To show that $\mathscr{B}$ is a base for a topology on $X$, you must show two things:
- For each $x\in X$ there is some $B\in\mathscr{B}$ such that $x\in B$, and
- for any $B_0,B_1\in\mathscr{B}$ and any $x\in B_0\cap B_1$, there is some $B\in\mathscr{B}$ such that $x\in B\subseteq B_0\cap B_1$.
In your case $\mathscr{B}=\mathscr{B}_1\cup\mathscr{B}_2$, where $\mathscr{B}_1=\Big\{\{n\}:n\in X\text{ and }n>0\Big\}\;,$ and $\mathscr{B}_2=\{X\setminus F:F=\{1,\dots,n\}\text{ for some }n\in\Bbb N\}\;.$
If $n\in X\setminus\{0\}$, then $n\in\{n\}\in\mathscr{B}_1\subseteq\mathscr{B}$, and $0\in X\setminus\{1\}\in\mathscr{B}_2\subseteq\mathscr{B}$, so condition (1) is satisfied.
Condition (2) is also easy to check. Suppose that $B_0,B_1\in\mathscr{B}$ and $n\in B_0\cap B_1$. If $B_0$ and $B_1$ both belong to $\mathscr{B}_1$, then clearly $B_0=B_1=\{n\}$, and in (2) we can take $B$ to be $B_1$. In fact, you can easily check that if either of $B_0$ and $B_1$ belongs to $\mathscr{B}_1$, we can take that set to be the $B$ of (2): if a member of $\mathscr{B}_1$ intersects a member of $\mathscr{B}$, it must already be a subset of that member. Thus, the only case that requires a little work is when $B_0,B_1\in\mathscr{B}_2$, and I leave you to check that in that case one of them is again a subset of the other.

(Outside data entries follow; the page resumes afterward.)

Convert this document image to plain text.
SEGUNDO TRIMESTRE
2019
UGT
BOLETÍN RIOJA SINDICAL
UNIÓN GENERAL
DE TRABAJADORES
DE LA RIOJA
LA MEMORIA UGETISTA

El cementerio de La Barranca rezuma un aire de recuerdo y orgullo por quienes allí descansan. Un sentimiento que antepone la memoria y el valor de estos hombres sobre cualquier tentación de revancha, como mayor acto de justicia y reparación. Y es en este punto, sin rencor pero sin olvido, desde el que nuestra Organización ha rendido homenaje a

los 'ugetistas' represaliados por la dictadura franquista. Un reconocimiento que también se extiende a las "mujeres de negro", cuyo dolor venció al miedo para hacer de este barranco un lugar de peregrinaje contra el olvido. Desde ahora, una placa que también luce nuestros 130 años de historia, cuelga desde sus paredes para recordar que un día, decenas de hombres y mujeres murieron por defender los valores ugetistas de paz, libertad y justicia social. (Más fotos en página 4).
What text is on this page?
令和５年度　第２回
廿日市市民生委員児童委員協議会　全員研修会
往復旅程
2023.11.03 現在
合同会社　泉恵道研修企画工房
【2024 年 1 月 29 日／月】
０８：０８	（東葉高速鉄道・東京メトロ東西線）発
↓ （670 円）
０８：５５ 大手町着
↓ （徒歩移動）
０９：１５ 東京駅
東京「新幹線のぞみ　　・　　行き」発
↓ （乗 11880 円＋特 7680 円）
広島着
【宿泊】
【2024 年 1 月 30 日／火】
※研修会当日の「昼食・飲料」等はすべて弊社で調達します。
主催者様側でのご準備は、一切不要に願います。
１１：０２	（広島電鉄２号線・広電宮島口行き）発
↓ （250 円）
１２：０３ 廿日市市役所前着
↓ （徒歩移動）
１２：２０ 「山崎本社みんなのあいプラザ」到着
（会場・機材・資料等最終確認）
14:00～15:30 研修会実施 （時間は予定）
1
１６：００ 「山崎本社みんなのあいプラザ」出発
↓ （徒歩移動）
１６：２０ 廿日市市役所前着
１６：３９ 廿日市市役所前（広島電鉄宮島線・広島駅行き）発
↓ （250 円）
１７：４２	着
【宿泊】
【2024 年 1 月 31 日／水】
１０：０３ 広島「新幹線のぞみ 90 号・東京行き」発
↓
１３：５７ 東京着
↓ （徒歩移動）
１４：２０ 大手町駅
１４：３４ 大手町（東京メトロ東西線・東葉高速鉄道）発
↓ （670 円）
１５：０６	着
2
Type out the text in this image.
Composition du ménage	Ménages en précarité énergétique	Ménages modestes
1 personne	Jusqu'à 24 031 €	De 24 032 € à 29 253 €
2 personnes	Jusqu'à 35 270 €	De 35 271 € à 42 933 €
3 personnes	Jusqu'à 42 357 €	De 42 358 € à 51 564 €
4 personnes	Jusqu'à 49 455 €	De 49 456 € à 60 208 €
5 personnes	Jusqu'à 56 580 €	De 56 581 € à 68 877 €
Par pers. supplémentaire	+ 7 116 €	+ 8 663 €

To show that the resulting topology is Hausdorff ($T_2$), you need only show that if $m$ and $n$ are distinct elements of $X$, there are $B_m,B_n\in\mathscr{B}$ such that $m\in B_m$, $n\in B_n$, and $B_m\cap B_n=\varnothing$. This is dead easy of neither $m$ nor $n$ is $0$: just take $B_m=\{m\}$ and $B_n=\{n\}$. Separating $0$ and some $n>0$ is almost as easy: for you neighborhood of $n$ you will of course choose $\{n\}\in\mathscr{B}_1$, and for your neighborhood of $0$ you'll want some member of $\mathscr{B}_2$ that misses $n$. The simplest choice is $X\setminus\{1,\dots,n\}$, but any $X\setminus\{1,\dots,m\}$ with $m\ge n$ will work just as well.
You should try to convince yourself that this topology on $X$ makes $\langle 1,2,3,\dots\rangle$ a sequence converging to the point $0$. In fact, as Martin noted in the comments, $X$ looks just like the subset of $\Bbb R$ consisting of $0$ and the reciprocals $1/n$ for 0. Call that subset $Y$. If you take as a base the sets $\{1/n\}$ for integers $n>0$ and the sets $Y\setminus\{1,\frac12,\dots,\frac1n\}$ for integers $n>0$, imitating $\mathscr{B}_1$ and $\mathscr{B}_2$ in your problem, you get the same topology on $Y$ that it inherits from the usual topology on $\Bbb R$, in which $\langle 1,\frac12,\frac13,\dots\rangle$ converges to $0$.